Duka kembali menyelimuti masyarakat Indonesia setelah banjir besar menerjang Aceh, Sumatera Barat, dan Sumatera Utara dalam beberapa waktu terakhir. Lebih dari 600 korban jiwa dilaporkan, ribuan warga terpaksa mengungsi, infrastruktur mengalami kerusakan parah, dan aktivitas sosial ekonomi lumpuh. Di balik tingginya curah hujan, rangkaian bencana hidrometeorologi ini dinilai bukan semata-mata fenomena alam.
Menurut dosen Teknik Sipil Universitas Muhammadiyah Yogyakarta (UMY), Jazaul Ikhsan, S.T., M.T., Ph.D., IPM., banjir yang terjadi hampir serentak ini merupakan hasil kombinasi antara cuaca ekstrem dan campur tangan manusia melalui tata ruang yang tidak adaptif.
“Curah hujan tinggi memang menjadi pemicu awal, tetapi kerusakan Daerah Aliran Sungai (DAS), sistem drainase yang tidak memadai, serta alih fungsi lahan memperparah dampaknya,” jelasnya saat diwawancarai secara daring pada Selasa (2/12).
Ikhsan menyebut beberapa indikator teknis menunjukkan bahwa infrastruktur pengendali banjir tidak lagi relevan dengan kondisi iklim saat ini. Banyak sistem drainase memiliki kapasitas aliran yang jauh lebih kecil dibandingkan curah hujan aktual. Sedimentasi, penumpukan sampah, serta desain infrastruktur yang masih mengacu pada data historis membuat air meluap dan menggenangi permukiman.
Selain faktor teknis, kerusakan lingkungan menjadi variabel paling mengkhawatirkan. Konversi hutan menjadi permukiman dan perkebunan menyebabkan hilangnya area resapan air alami.
“Penebangan hutan mengurangi kemampuan tanah menyerap air. Akibatnya aliran permukaan meningkat cepat menuju hilir dan memicu banjir serta longsor,” tegasnya.

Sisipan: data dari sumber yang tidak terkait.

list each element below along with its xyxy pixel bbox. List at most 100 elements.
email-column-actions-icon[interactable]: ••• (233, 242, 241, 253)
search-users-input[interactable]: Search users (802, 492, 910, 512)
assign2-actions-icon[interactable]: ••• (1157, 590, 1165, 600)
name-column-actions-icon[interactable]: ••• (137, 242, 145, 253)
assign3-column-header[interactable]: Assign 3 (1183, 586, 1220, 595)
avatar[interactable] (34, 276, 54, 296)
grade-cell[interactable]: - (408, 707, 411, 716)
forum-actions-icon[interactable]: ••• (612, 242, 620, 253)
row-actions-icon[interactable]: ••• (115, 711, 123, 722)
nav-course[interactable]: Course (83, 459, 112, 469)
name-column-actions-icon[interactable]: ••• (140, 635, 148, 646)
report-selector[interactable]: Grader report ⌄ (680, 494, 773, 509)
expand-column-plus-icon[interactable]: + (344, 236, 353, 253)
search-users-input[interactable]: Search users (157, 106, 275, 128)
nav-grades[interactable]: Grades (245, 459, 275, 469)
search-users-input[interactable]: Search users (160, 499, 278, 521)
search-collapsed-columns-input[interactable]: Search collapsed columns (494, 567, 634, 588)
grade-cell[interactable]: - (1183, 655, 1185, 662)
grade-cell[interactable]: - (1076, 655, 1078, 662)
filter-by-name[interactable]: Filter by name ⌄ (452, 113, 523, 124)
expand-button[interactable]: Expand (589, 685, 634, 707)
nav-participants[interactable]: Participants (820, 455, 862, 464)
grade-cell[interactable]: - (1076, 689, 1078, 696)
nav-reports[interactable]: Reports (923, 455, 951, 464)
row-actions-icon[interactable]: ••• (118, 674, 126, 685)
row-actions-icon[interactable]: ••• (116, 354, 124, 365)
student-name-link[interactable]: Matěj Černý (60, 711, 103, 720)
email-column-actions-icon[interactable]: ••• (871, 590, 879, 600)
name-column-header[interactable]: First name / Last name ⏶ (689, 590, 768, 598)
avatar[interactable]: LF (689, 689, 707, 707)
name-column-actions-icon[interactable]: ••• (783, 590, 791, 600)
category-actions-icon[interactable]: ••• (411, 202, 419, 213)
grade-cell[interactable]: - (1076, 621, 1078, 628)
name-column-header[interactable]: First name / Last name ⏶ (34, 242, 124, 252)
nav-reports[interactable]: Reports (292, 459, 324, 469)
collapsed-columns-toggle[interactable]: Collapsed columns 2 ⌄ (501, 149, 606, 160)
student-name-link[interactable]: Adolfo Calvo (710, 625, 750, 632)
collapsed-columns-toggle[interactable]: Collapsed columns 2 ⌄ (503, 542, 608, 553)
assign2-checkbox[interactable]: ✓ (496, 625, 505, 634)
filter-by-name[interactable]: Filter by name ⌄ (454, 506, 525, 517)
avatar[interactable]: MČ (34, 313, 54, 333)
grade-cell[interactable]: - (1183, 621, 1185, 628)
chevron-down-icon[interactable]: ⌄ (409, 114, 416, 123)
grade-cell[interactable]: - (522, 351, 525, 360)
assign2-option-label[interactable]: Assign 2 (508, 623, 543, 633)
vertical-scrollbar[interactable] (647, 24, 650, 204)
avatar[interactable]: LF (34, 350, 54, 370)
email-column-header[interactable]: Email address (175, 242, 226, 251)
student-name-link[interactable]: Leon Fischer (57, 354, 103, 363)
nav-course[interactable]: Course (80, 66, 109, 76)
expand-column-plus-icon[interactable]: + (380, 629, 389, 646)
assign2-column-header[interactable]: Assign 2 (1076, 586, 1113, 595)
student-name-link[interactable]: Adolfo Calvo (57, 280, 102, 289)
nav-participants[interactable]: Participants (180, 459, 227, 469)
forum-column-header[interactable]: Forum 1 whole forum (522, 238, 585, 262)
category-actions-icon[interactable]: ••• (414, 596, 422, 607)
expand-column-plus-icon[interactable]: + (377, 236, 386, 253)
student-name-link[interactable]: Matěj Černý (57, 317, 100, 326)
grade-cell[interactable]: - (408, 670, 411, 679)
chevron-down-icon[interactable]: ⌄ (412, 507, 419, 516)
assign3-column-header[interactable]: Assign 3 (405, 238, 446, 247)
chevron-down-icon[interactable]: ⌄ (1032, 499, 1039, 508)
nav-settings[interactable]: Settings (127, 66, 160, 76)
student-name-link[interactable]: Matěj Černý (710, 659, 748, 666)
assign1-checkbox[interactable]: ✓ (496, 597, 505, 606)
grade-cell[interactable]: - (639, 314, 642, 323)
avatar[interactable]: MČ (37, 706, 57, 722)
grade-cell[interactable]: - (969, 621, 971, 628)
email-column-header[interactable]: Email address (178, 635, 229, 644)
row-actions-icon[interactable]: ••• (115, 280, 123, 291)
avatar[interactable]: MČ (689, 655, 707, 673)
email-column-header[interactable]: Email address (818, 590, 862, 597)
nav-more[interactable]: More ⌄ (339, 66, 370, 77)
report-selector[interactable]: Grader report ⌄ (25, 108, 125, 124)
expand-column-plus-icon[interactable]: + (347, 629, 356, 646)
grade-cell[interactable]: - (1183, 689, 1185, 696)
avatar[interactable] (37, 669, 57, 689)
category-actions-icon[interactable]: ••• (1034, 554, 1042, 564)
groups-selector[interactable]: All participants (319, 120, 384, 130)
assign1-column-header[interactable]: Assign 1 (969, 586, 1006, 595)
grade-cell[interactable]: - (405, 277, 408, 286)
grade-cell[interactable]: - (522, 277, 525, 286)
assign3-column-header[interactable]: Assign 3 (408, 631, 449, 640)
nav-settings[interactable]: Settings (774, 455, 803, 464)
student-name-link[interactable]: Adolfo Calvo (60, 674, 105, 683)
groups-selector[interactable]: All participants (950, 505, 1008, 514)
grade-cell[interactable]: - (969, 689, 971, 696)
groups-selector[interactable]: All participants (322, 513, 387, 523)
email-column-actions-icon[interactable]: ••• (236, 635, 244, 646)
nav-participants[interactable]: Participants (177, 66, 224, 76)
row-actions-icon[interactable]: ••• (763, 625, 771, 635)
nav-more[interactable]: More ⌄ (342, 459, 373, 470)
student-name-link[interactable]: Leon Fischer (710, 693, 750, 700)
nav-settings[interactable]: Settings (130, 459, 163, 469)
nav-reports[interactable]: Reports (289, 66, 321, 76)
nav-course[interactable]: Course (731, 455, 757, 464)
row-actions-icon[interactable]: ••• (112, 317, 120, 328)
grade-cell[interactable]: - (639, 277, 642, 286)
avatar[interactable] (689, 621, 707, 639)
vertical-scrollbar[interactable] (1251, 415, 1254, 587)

Jika pola ini terus berulang setiap musim hujan, dampaknya diprediksi semakin serius. Secara ekologis, banjir berulang dapat merusak ekosistem, menurunkan kualitas tanah, serta mencemari air sungai maupun tanah akibat limpasan limbah dan bahan kimia.
Dari sisi sosial, bencana yang terjadi terus-menerus dapat menimbulkan migrasi penduduk, trauma psikologis, hingga ketegangan sosial akibat perebutan sumber daya pascabencana. Sedangkan secara ekonomi, kerugian diperkirakan meningkat tajam karena kerusakan infrastruktur dan kebutuhan biaya pemulihan yang semakin besar.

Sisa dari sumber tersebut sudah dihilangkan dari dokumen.